Le vacanze con il clima che cambia

Agosto 2026, tempo di vacanze, dove andare dopo due mesi e più di caldo continuo?

Non resta che scegliere tra il profondo Nord e le Alpi. Scelgo le seconde e subito mi accorgo che a 2000 metri la sera si sta bene in maglietta e pantaloncini, che nei rifugi fa caldo e anche la polenta è sparita dal menù soppiantata da più rinfrescanti spaghetti al pesto. Ma soprattutto niente doccia, con acqua nei bagni che scende con il contagocce. Ovunque cartelli che chiedono di non sprecarla, pena la chiusura molto anticipata delle strutture.

Questo è il primo segno di qualcosa che non funziona e non poter accedere all’acqua è un messaggio forte di cui tutti parlano, avventori e gestori.

Procedo poi per una vallata alpina nel nord est e per alcuni giorni a quote più basse tra i boschi, qui subito trovo una strana polvere nell’aria che si ferma sui vetri dell’auto, quasi una nevicata grigia con il sole.
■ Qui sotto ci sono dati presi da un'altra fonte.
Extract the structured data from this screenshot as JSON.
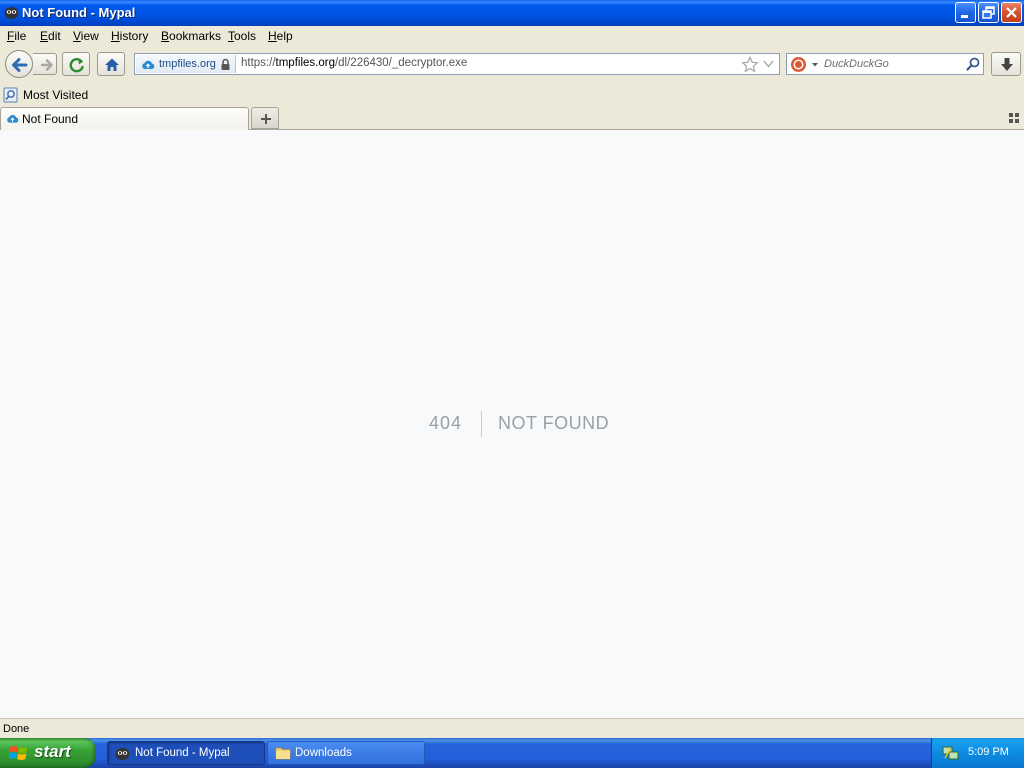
{
  "window": {
    "title": "Not Found - Mypal",
    "buttons": {
      "minimize_icon": "minimize-icon",
      "maximize_icon": "restore-icon",
      "close_icon": "close-icon"
    }
  },
  "menu": {
    "items": [
      {
        "label": "File",
        "accel": "F",
        "rest": "ile"
      },
      {
        "label": "Edit",
        "accel": "E",
        "rest": "dit"
      },
      {
        "label": "View",
        "accel": "V",
        "rest": "iew"
      },
      {
        "label": "History",
        "accel": "H",
        "rest": "istory"
      },
      {
        "label": "Bookmarks",
        "accel": "B",
        "rest": "ookmarks"
      },
      {
        "label": "Tools",
        "accel": "T",
        "rest": "ools"
      },
      {
        "label": "Help",
        "accel": "H",
        "rest": "elp"
      }
    ]
  },
  "navbar": {
    "identity_domain": "tmpfiles.org",
    "url_prefix": "https://",
    "url_host": "tmpfiles.org",
    "url_path": "/dl/226430/_decryptor.exe",
    "search_placeholder": "DuckDuckGo"
  },
  "bookmarks": {
    "items": [
      {
        "label": "Most Visited"
      }
    ]
  },
  "tabs": {
    "items": [
      {
        "label": "Not Found",
        "active": true
      }
    ]
  },
  "page": {
    "error_code": "404",
    "error_message": "NOT FOUND"
  },
  "status": {
    "text": "Done"
  },
  "taskbar": {
    "start_label": "start",
    "tasks": [
      {
        "label": "Not Found - Mypal",
        "active": true
      },
      {
        "label": "Downloads",
        "active": false
      }
    ],
    "clock": "5:09 PM"
  },
  "colors": {
    "titlebar": "#0054e3",
    "chrome": "#ece9d8",
    "content_bg": "#f7f9fb",
    "error_text": "#9aa0a6",
    "taskbar": "#245edb",
    "start_button": "#37a337"
  }
}
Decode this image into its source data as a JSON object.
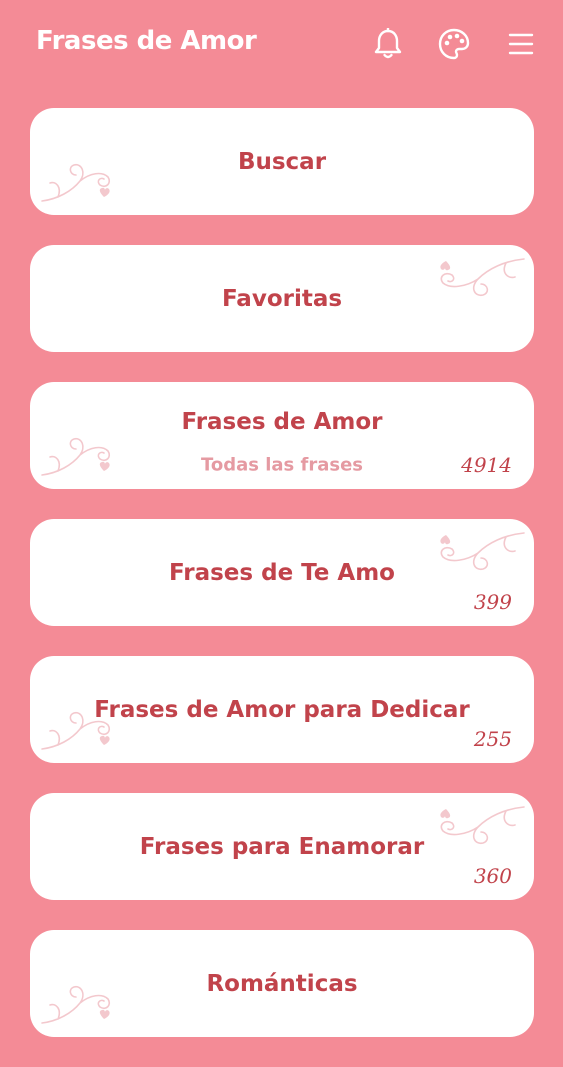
{
  "header": {
    "title": "Frases de Amor",
    "icons": [
      "bell-icon",
      "palette-icon",
      "menu-icon"
    ]
  },
  "colors": {
    "background": "#f48b96",
    "card": "#ffffff",
    "accent": "#c1434b",
    "subtitle": "#e59aa2"
  },
  "cards": [
    {
      "title": "Buscar",
      "subtitle": "",
      "count": ""
    },
    {
      "title": "Favoritas",
      "subtitle": "",
      "count": ""
    },
    {
      "title": "Frases de Amor",
      "subtitle": "Todas las frases",
      "count": "4914"
    },
    {
      "title": "Frases de Te Amo",
      "subtitle": "",
      "count": "399"
    },
    {
      "title": "Frases de Amor para Dedicar",
      "subtitle": "",
      "count": "255"
    },
    {
      "title": "Frases para Enamorar",
      "subtitle": "",
      "count": "360"
    },
    {
      "title": "Románticas",
      "subtitle": "",
      "count": ""
    }
  ]
}
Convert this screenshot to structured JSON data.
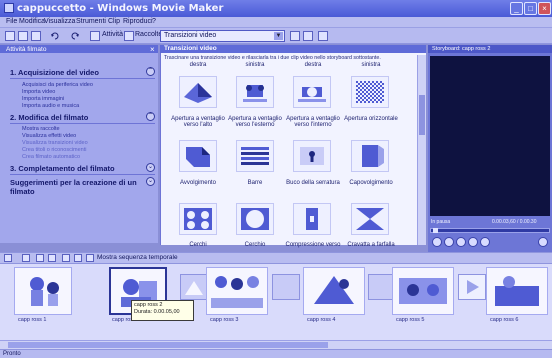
{
  "window": {
    "title": "cappuccetto - Windows Movie Maker",
    "minimize": "_",
    "maximize": "□",
    "close": "×"
  },
  "menu": [
    "File",
    "Modifica",
    "Visualizza",
    "Strumenti",
    "Clip",
    "Riproduci",
    "?"
  ],
  "toolbar": {
    "tasks_label": "Attività",
    "collections_label": "Raccolte",
    "collection_value": "Transizioni video",
    "icons": [
      "new-icon",
      "open-icon",
      "save-icon",
      "undo-icon",
      "redo-icon",
      "tasks-icon",
      "collections-icon",
      "up-folder-icon",
      "new-folder-icon",
      "views-icon"
    ]
  },
  "taskpane": {
    "header": "Attività filmato",
    "close": "×",
    "sections": [
      {
        "title": "1. Acquisizione del video",
        "toggle": "⌃",
        "links": [
          "Acquisisci da periferica video",
          "Importa video",
          "Importa immagini",
          "Importa audio e musica"
        ]
      },
      {
        "title": "2. Modifica del filmato",
        "toggle": "⌃",
        "links": [
          "Mostra raccolte",
          "Visualizza effetti video",
          "Visualizza transizioni video",
          "Crea titoli o riconoscimenti",
          "Crea filmato automatico"
        ]
      },
      {
        "title": "3. Completamento del filmato",
        "toggle": "⌄",
        "links": []
      },
      {
        "title": "Suggerimenti per la creazione di un filmato",
        "toggle": "⌄",
        "links": []
      }
    ]
  },
  "content": {
    "header": "Transizioni video",
    "instructions": "Trascinare una transizione video e rilasciarla tra i due clip video nello storyboard sottostante.",
    "top_row_labels": [
      "destra",
      "sinistra",
      "destra",
      "sinistra"
    ],
    "items": [
      "Apertura a ventaglio verso l'alto",
      "Apertura a ventaglio verso l'esterno",
      "Apertura a ventaglio verso l'interno",
      "Apertura orizzontale",
      "Avvolgimento",
      "Barre",
      "Buco della serratura",
      "Capovolgimento",
      "Cerchi",
      "Cerchio",
      "Compressione verso",
      "Cravatta a farfalla"
    ]
  },
  "monitor": {
    "header": "Storyboard: capp ross 2",
    "status": "In pausa",
    "time": "0.00.03,60 / 0.00.30"
  },
  "storyboard": {
    "tool_label": "Mostra sequenza temporale",
    "clips": [
      "capp ross 1",
      "capp ross 2",
      "capp ross 3",
      "capp ross 4",
      "capp ross 5",
      "capp ross 6"
    ],
    "tooltip": {
      "name": "capp ross 2",
      "duration": "Durata: 0.00.05,00"
    }
  },
  "statusbar": {
    "text": "Pronto"
  },
  "colors": {
    "accent": "#5f6bd8",
    "background": "#8a8fd6",
    "pane": "#f2f3ff"
  }
}
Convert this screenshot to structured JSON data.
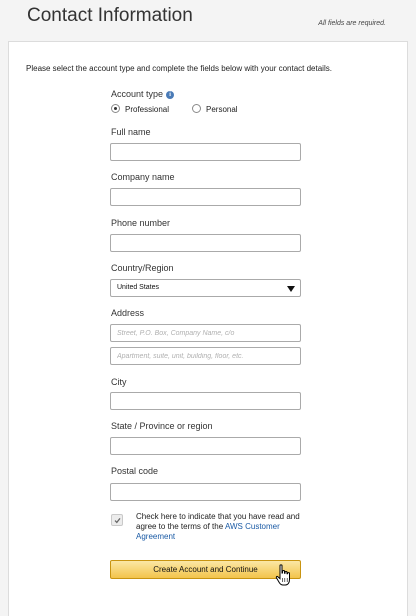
{
  "header": {
    "title": "Contact Information",
    "required_note": "All fields are required."
  },
  "intro": "Please select the account type and complete the fields below with your contact details.",
  "account_type": {
    "label": "Account type",
    "info_icon": "i",
    "options": [
      {
        "label": "Professional",
        "selected": true
      },
      {
        "label": "Personal",
        "selected": false
      }
    ]
  },
  "fields": {
    "full_name": {
      "label": "Full name",
      "value": ""
    },
    "company_name": {
      "label": "Company name",
      "value": ""
    },
    "phone_number": {
      "label": "Phone number",
      "value": ""
    },
    "country": {
      "label": "Country/Region",
      "value": "United States"
    },
    "address": {
      "label": "Address",
      "line1_placeholder": "Street, P.O. Box, Company Name, c/o",
      "line2_placeholder": "Apartment, suite, unit, building, floor, etc."
    },
    "city": {
      "label": "City",
      "value": ""
    },
    "state": {
      "label": "State / Province or region",
      "value": ""
    },
    "postal_code": {
      "label": "Postal code",
      "value": ""
    }
  },
  "agreement": {
    "checked": true,
    "text": "Check here to indicate that you have read and agree to the terms of the ",
    "link": "AWS Customer Agreement"
  },
  "submit_label": "Create Account and Continue",
  "icons": {
    "info": "info-icon",
    "checkmark": "checkmark-icon",
    "dropdown": "chevron-down-icon",
    "cursor": "hand-cursor-icon"
  },
  "colors": {
    "link": "#1a5aa5",
    "button_top": "#fbe7a6",
    "button_bottom": "#f3c44b",
    "info_icon": "#4a7bb7"
  }
}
Mi informano che oltre 20 km quadri di foresta sono in fiamme a poca distanza e che l’aria sta tirando verso la nostra direzione. Il caldo, la mancanza di pioggia e la mancata manutenzione hanno fatto il resto, riducendo in cenere ettari di boschi secolari.

Vedere questi spettacoli, toccare con mano l’acqua che non c’è e l’aria con la cenere degli incendi sono messaggi chiari, elementi che dovrebbero farci riflettere sui nostri comportamenti e sulle nostre certezze e sul clima che cambia, ma anche sul nostro modo di rapportarci con la natura che deve cambiare.

Curare i boschi, non sprecare acqua, non gettare rifiuti, diventare consapevoli delle risorse naturali e del loro valore ecosistemico sono l’unica risposta che possiamo dare insieme a un uso più sostenibile di tutte le risorse. 

Viaggiare significa vedere, conoscere e fare esperienza: le vacanze sono questo e oggi possono essere un modo per leggere che cosa cambia e capire che cosa possiamo fare per ridurre il nostro impatto.

Chiudo con le immagini della diga del Vajont che ho visto per la prima volta, immagini che mi hanno ricordato come il mancato ascolto del territorio può provocare oggi più che mai danni enormi e non riparabili inclusa la perdita di vite umane e con il consiglio di rileggere o riascoltare quella storia che è stata un monito per tutti e che marco Paolini ha così ben ripreso in un pezzo di teatro memorabile.